HP, for example, had a standalone UEFI app that provided a simple interface into Outlook that only took a couple seconds to boot. They also had a program that embedded itself into their laptops' SMM that showed your Outlook calendar while Windows was booting.
> Article then proceeds to describe a toy GRUB wrapper bootkit that has nothing to do with UEFI firmware (other than running on UEFI systems like any other UEFI bootloader), does not persist in UEFI firmware whatsoever (it just is installed in the ESP partition on disk), and can be killed by not just a drive swap, but any OS reinstall, and even simply a GRUB update/reinstall.
> In fact, it has an obvious mistake, touched on by the original article: LD_PRELOAD is set to a string trailing with " /init", no doubt a copy+paste of the command line used to achieve the same execution during testing. ...
> Furthermore, this bootkit is incomplete, since it relies on chaining into components installed via another mechanism (e.g. /opt/injector.so in the initramfs). A true bootkit only relies on its own first stage to drop all subsequent stages. That's the whole point of setting up a boot chain compromise like this. Otherwise you can defeat it by removing any of the stages, even if the bootkit stage is intact. As it stands, this bootkit isn't really a bootkit, it's just a module signing side-step that allows a traditional rootkit to be loaded on a system with Secure Boot enabled (and, since the Secure Boot is still working as intended, that results in a prompt on the first reboot asking the user to install the "bootkit"'s certificate into the UEFI trusted certificate store, since it is obviously not trusted by default). So it can't even be installed without clear warning to the user that something is wrong.
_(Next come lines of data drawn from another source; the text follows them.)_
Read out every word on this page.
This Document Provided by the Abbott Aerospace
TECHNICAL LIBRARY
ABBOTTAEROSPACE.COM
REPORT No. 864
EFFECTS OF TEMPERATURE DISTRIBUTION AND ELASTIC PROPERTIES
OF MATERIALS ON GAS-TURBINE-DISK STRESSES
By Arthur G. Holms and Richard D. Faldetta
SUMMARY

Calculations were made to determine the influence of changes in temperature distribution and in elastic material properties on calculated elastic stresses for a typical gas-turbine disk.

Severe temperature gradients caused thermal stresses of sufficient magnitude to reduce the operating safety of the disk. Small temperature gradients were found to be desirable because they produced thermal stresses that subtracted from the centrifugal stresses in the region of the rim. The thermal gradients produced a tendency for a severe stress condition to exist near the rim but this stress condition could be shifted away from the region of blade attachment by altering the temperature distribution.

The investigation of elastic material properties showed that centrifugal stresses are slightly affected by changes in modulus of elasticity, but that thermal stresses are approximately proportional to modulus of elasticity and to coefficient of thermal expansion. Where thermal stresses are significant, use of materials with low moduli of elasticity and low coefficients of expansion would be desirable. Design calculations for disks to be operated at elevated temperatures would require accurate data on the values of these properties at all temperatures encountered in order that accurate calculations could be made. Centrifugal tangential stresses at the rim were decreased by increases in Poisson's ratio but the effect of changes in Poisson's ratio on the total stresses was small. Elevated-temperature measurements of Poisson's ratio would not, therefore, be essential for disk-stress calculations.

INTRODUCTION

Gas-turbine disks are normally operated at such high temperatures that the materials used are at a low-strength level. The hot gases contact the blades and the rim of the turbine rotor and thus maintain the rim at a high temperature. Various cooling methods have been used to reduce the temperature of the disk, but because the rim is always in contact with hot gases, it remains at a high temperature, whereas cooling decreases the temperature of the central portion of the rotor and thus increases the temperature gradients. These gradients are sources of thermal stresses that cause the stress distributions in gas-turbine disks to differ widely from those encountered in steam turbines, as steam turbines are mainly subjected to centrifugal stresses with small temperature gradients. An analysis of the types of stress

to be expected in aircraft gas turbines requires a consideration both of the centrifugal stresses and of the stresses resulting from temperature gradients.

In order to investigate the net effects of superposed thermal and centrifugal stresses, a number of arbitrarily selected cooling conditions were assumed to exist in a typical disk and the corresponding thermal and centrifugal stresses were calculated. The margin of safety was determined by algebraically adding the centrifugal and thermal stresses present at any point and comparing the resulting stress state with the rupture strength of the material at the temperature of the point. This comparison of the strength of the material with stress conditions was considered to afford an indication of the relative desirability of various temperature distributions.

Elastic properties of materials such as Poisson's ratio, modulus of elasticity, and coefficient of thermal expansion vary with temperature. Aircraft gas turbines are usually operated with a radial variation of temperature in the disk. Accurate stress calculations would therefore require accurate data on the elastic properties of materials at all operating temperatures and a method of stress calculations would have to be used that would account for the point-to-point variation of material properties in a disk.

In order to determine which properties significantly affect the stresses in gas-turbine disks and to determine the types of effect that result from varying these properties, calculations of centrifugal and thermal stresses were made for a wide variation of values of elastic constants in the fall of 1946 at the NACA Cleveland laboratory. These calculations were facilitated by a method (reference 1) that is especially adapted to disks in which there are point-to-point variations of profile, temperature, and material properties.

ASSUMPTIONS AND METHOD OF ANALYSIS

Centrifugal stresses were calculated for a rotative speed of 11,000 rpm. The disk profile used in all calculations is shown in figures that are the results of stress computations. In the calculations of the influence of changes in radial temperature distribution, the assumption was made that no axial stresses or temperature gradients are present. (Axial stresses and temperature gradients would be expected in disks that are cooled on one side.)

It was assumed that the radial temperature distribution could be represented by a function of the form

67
> ... The original article clearly mentions how to kill this "unkillable" bootkit, which tells me you didn't even read the original article all the way.
For folks who aren't aware or simply don't remember: back in the late 2000s and early 2010s, a lot of PC vendors started leveraging UEFI to add special features to their machines, particularly laptops. A lot of these "features" were hideous hackjobs that presented more of a security threat than a value-add. I'm certain there are all sorts of vendor-specific UEFI vulns to be discovered thanks to those machines.
HP, for example, had a standalone UEFI app that provided a simple interface into Outlook that only took a couple seconds to boot. They also had a program that embedded itself into their laptops' SMM that showed your Outlook calendar while Windows was booting.
That's simultaneously really cool and horrifying.
Original article, with the technical analysis of the bootkit:
https://www.welivesecurity.com/en/eset-research/bootkitty-an...
From the article: "To date, ESET has found no evidence of actual infections in the wild." It was uploaded to some service though.
> Article then proceeds to describe a toy GRUB wrapper bootkit that has nothing to do with UEFI firmware (other than running on UEFI systems like any other UEFI bootloader), does not persist in UEFI firmware whatsoever (it just is installed in the ESP partition on disk), and can be killed by not just a drive swap, but any OS reinstall, and even simply a GRUB update/reinstall.
> In fact, it has an obvious mistake, touched on by the original article: LD_PRELOAD is set to a string trailing with " /init", no doubt a copy+paste of the command line used to achieve the same execution during testing. ...
> Furthermore, this bootkit is incomplete, since it relies on chaining into components installed via another mechanism (e.g. /opt/injector.so in the initramfs). A true bootkit only relies on its own first stage to drop all subsequent stages. That's the whole point of setting up a boot chain compromise like this. Otherwise you can defeat it by removing any of the stages, even if the bootkit stage is intact. As it stands, this bootkit isn't really a bootkit, it's just a module signing side-step that allows a traditional rootkit to be loaded on a system with Secure Boot enabled (and, since the Secure Boot is still working as intended, that results in a prompt on the first reboot asking the user to install the "bootkit"'s certificate into the UEFI trusted certificate store, since it is obviously not trusted by default). So it can't even be installed without clear warning to the user that something is wrong.
> ... The original article clearly mentions how to kill this "unkillable" bootkit, which tells me you didn't even read the original article all the way.
- Hector Martin, https://social.treehouse.systems/@marcan/113560945800582652
Dupe: https://news.ycombinator.com/item?id=42259775
I could swear i've seen EFI Bootkits for Linux a decade ago.